When I was seventeen,
I did what people told me.
Did what my father said
and let my mother mold me.
But that was long ago.
I'm in control...
Other verses were about regaining control after losing it over first love -- "I didn't know what hit me" -- and her determination to take control of her career. Incredulous, she asked, "Do you mean that you're going to make songs from everything we talk about?" Yes. She said, "Then I want to talk to you about this and this...!"

The songs that resulted are all different in character, "but they hang together," Sanders says. From taking control, kicking back against "nasty boys" and the lout who hasn't done anything for her lately, she looks for someone better. She surrenders some control when she finds someone who gives her joy. She warns, "Let's wait awhile / before we go too far," but undercuts that message when she ends the album with a make-out song "Funny How Time Flies (When You're Having Fun)."

Listening to the album for the first time, I hear what makes Harris and Lewis call her "fearless, relentless, beautiful." Hers is a supple voice capable of both piercing high notes and of a low whisper so sensuous in the last song that my mouth goes dry.

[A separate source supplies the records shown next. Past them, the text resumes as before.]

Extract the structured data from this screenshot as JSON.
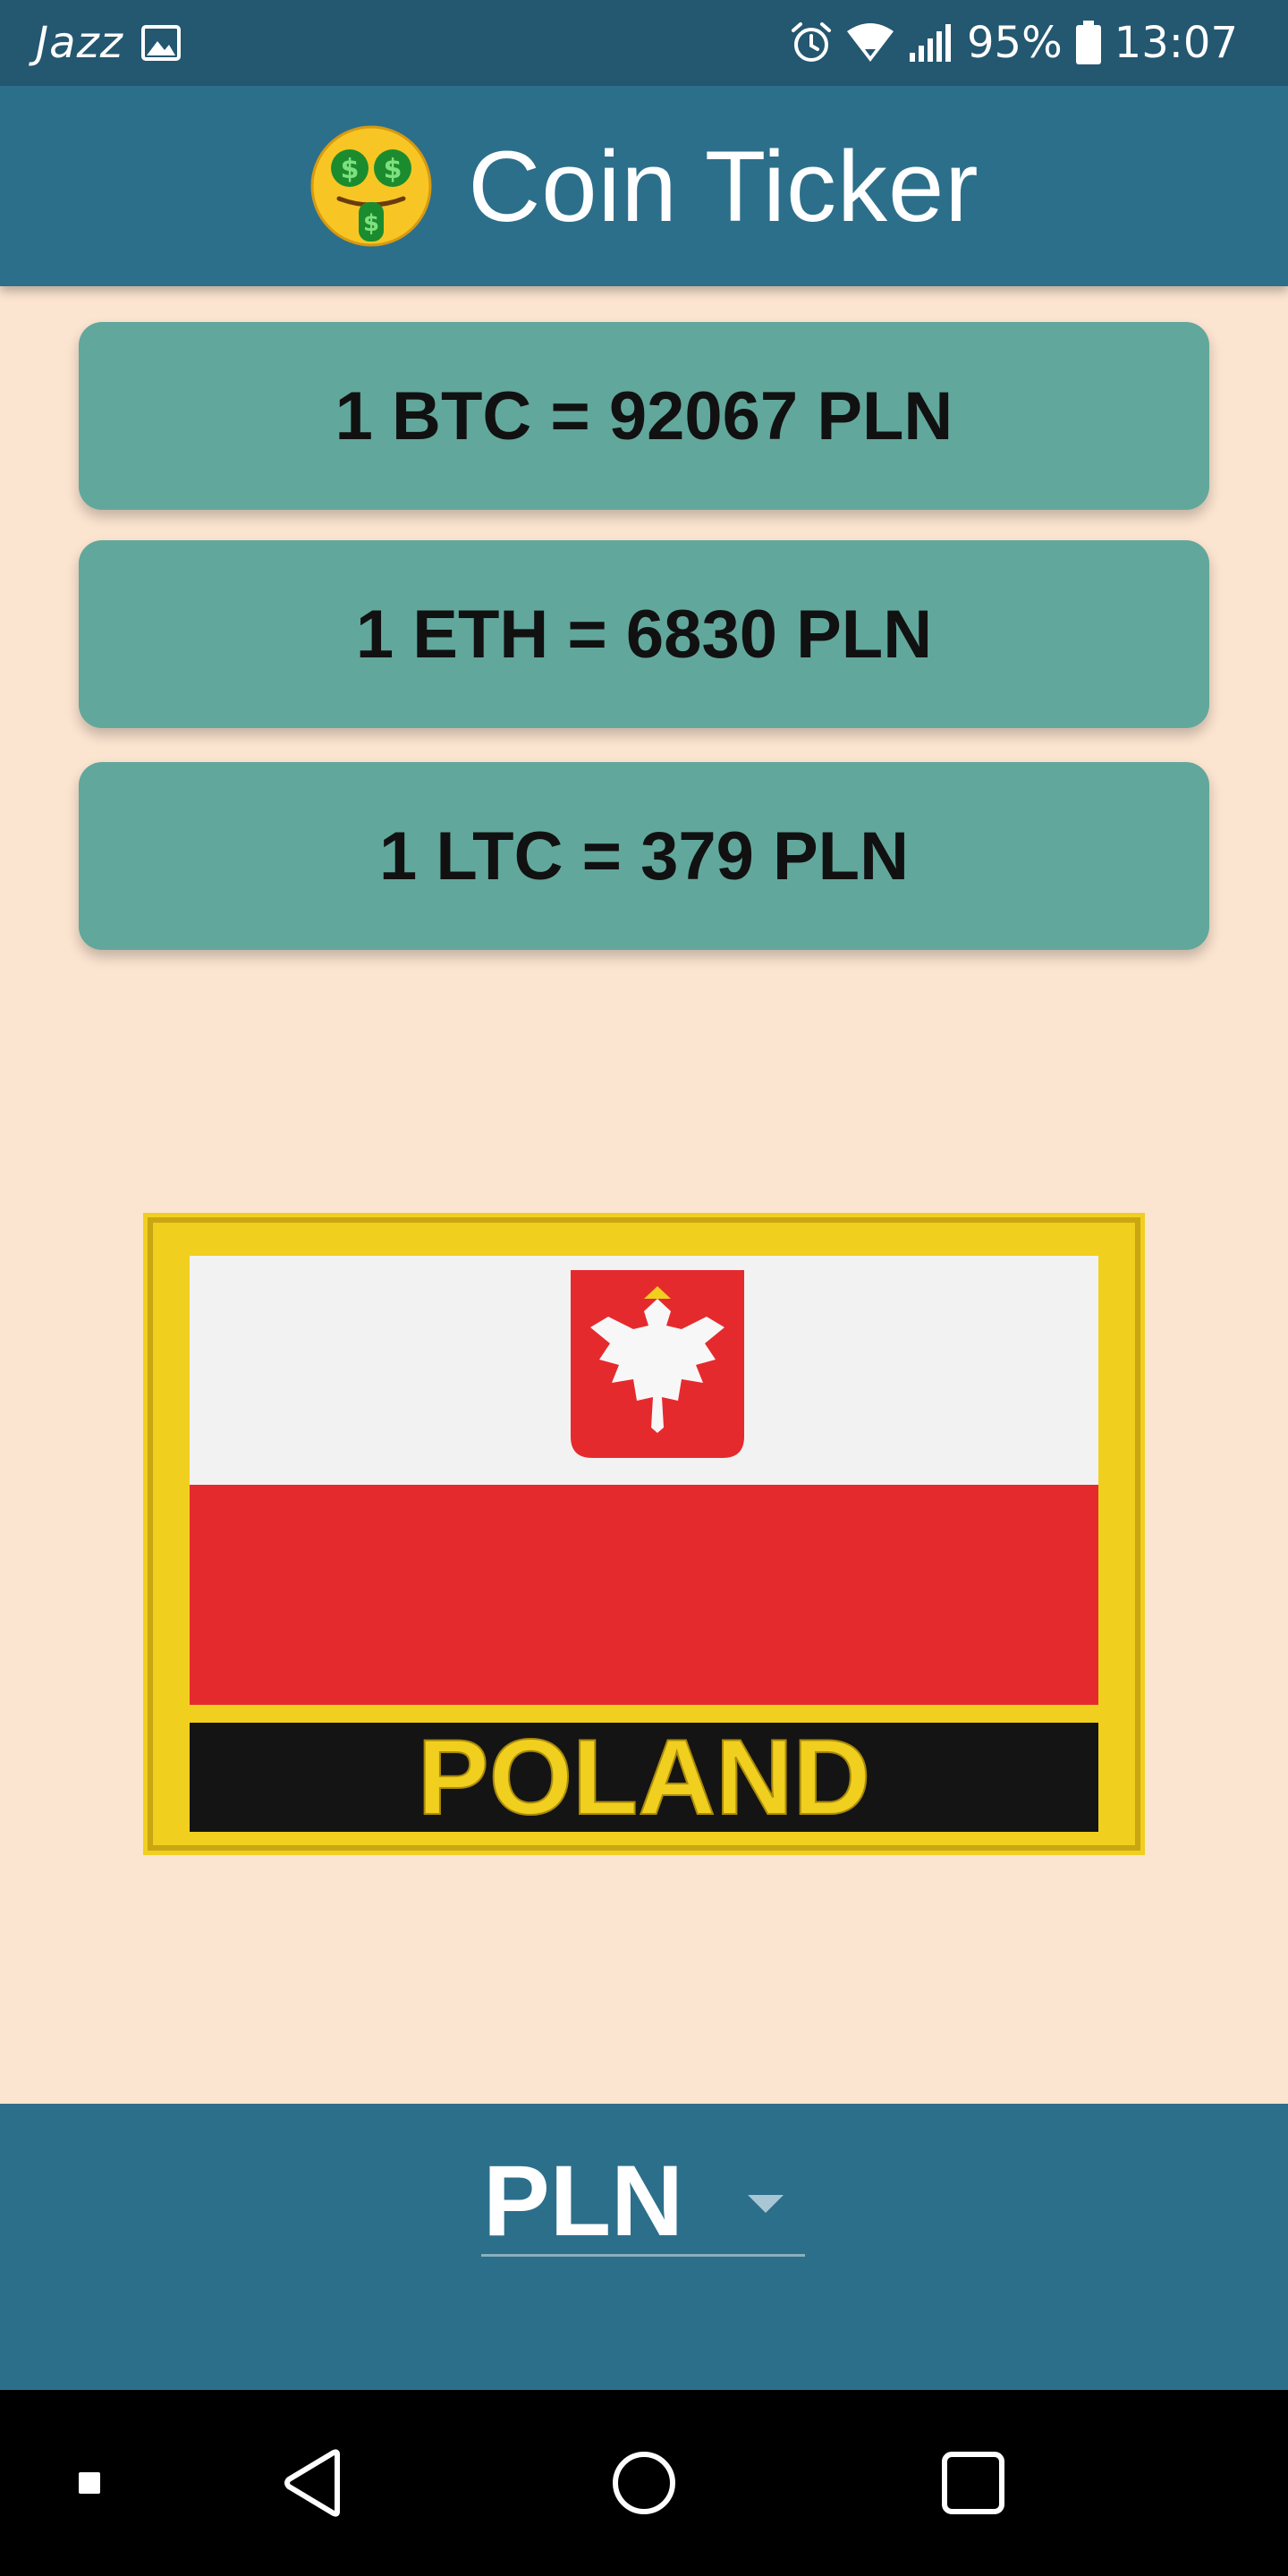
{
  "status_bar": {
    "carrier": "Jazz",
    "battery": "95%",
    "time": "13:07",
    "icons": [
      "gallery-icon",
      "alarm-icon",
      "wifi-icon",
      "signal-icon",
      "battery-icon"
    ]
  },
  "app_bar": {
    "icon": "money-mouth-face-icon",
    "title": "Coin Ticker"
  },
  "rates": [
    {
      "label": "1 BTC = 92067 PLN"
    },
    {
      "label": "1 ETH = 6830 PLN"
    },
    {
      "label": "1 LTC = 379 PLN"
    }
  ],
  "flag": {
    "country_text": "POLAND",
    "colors": {
      "white": "#f2f2f2",
      "red": "#e52a2e",
      "black": "#141414",
      "gold": "#f1cf1e"
    }
  },
  "currency_picker": {
    "selected": "PLN"
  },
  "nav_bar": {
    "buttons": [
      "recent-apps-dot-button",
      "back-button",
      "home-button",
      "overview-button"
    ]
  },
  "colors": {
    "status_bar": "#245770",
    "app_bar": "#2c6f8b",
    "background": "#fbe4d0",
    "card": "#62a79c",
    "picker_area": "#2c6f8b"
  }
}
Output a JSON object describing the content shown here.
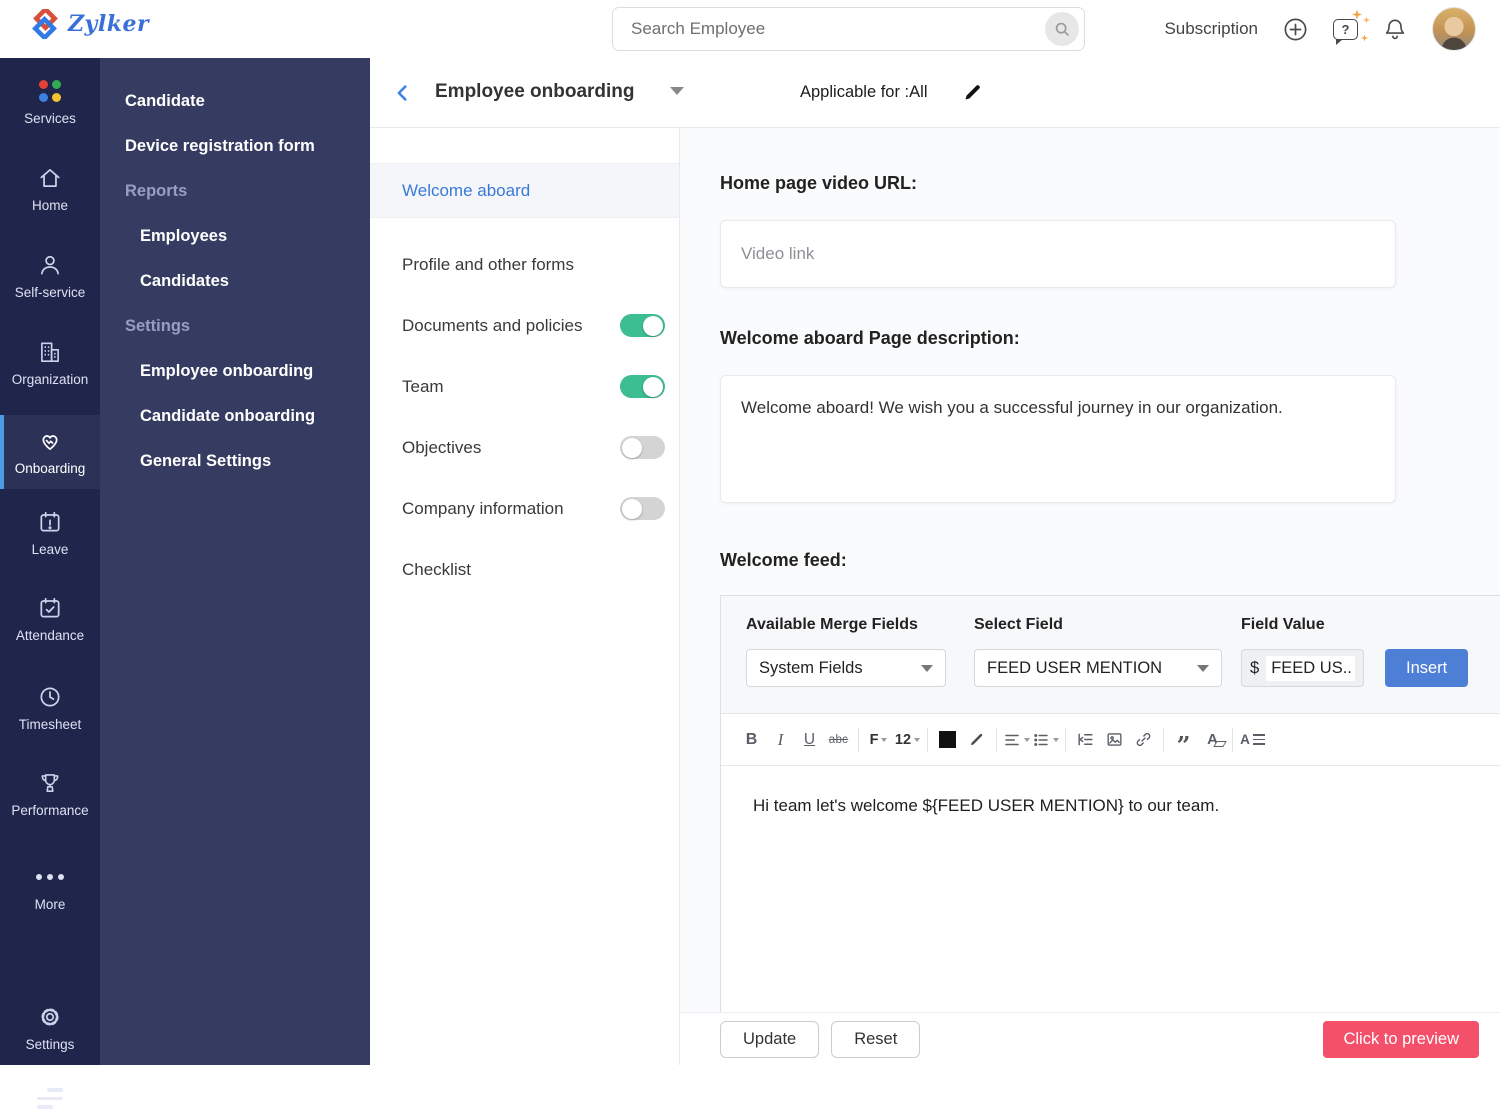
{
  "topbar": {
    "brand": "Zylker",
    "search": {
      "placeholder": "Search Employee",
      "icon": "search-icon"
    },
    "subscription_label": "Subscription",
    "icons": [
      "add-icon",
      "help-icon",
      "notifications-icon",
      "user-avatar"
    ]
  },
  "rail": {
    "items": [
      {
        "label": "Services",
        "icon": "apps-grid-icon"
      },
      {
        "label": "Home",
        "icon": "home-icon"
      },
      {
        "label": "Self-service",
        "icon": "person-icon"
      },
      {
        "label": "Organization",
        "icon": "building-icon"
      },
      {
        "label": "Onboarding",
        "icon": "handshake-icon",
        "active": true
      },
      {
        "label": "Leave",
        "icon": "calendar-alert-icon"
      },
      {
        "label": "Attendance",
        "icon": "calendar-check-icon"
      },
      {
        "label": "Timesheet",
        "icon": "clock-icon"
      },
      {
        "label": "Performance",
        "icon": "trophy-icon"
      },
      {
        "label": "More",
        "icon": "ellipsis-icon"
      },
      {
        "label": "Settings",
        "icon": "gear-icon"
      }
    ]
  },
  "submenu": {
    "items": [
      {
        "label": "Candidate",
        "type": "link"
      },
      {
        "label": "Device registration form",
        "type": "link"
      },
      {
        "label": "Reports",
        "type": "header"
      },
      {
        "label": "Employees",
        "type": "sublink"
      },
      {
        "label": "Candidates",
        "type": "sublink"
      },
      {
        "label": "Settings",
        "type": "header"
      },
      {
        "label": "Employee onboarding",
        "type": "sublink"
      },
      {
        "label": "Candidate onboarding",
        "type": "sublink"
      },
      {
        "label": "General Settings",
        "type": "sublink"
      }
    ]
  },
  "header": {
    "title": "Employee onboarding",
    "applicable": "Applicable for :All"
  },
  "section_nav": {
    "items": [
      {
        "label": "Welcome aboard",
        "active": true
      },
      {
        "label": "Profile and other forms"
      },
      {
        "label": "Documents and policies",
        "toggle": "on"
      },
      {
        "label": "Team",
        "toggle": "on"
      },
      {
        "label": "Objectives",
        "toggle": "off"
      },
      {
        "label": "Company information",
        "toggle": "off"
      },
      {
        "label": "Checklist"
      }
    ]
  },
  "form": {
    "video_label": "Home page video URL:",
    "video_placeholder": "Video link",
    "desc_label": "Welcome aboard Page description:",
    "desc_value": "Welcome aboard! We wish you a successful journey in our organization.",
    "feed_label": "Welcome feed:",
    "merge": {
      "available_label": "Available Merge Fields",
      "select_label": "Select Field",
      "value_label": "Field Value",
      "available_value": "System Fields",
      "select_value": "FEED USER MENTION",
      "value_prefix": "$",
      "value_token": "FEED US..",
      "insert_label": "Insert"
    }
  },
  "editor": {
    "glyphs": {
      "bold": "B",
      "italic": "I",
      "underline": "U",
      "strike": "abc",
      "font": "F",
      "size": "12",
      "quote": "”",
      "clear": "A",
      "spacing": "A"
    },
    "content": "Hi team let's welcome ${FEED USER MENTION} to our team."
  },
  "footer": {
    "update_label": "Update",
    "reset_label": "Reset",
    "preview_label": "Click to preview"
  },
  "colors": {
    "rail_bg": "#20264b",
    "submenu_bg": "#363c61",
    "active_indicator": "#4c9be5",
    "link_blue": "#3a79d8",
    "toggle_on": "#3cbd92",
    "insert_blue": "#4d7fd6",
    "preview_red": "#f4506a"
  }
}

The one song that I recognized as hers before this week is "Nasty Boys," more growled than sung, but I marvel now at how she draws the word "boys" out to four expressive syllables.

Janet's work with Harris and Lewis shares some qualities that I'd loved in Michael Jackson's work with Quincy Jones. In their songs, you get some bright colors, a layered texture with some fast-moving parts, some over-arching slow melodies, and unexpected bits of punctuation from brass or percussion. Other 80s acts used this layered approach -- and so does Mozart! -- but I hear more care for variety and surprise in these early works by Michael and Janet. Also, these dancers' voices dance: breaths, cries, and segmentation of some phrases amount to a solo rhythm track like a tapper's tattoos.

Sam's radio show moved on to the incident that halted Janet Jackson's career in 2004. Sam plays a clip of Justin Timberlake's admission that their "stunt that went too far" was a 50-50 mistake, but, he said, "I'm only getting 10 percent of the blame."

I hear that Janet's doing well in Europe and winning awards for previous work. I'm planning to catch up with her. Only 34 years of music to go.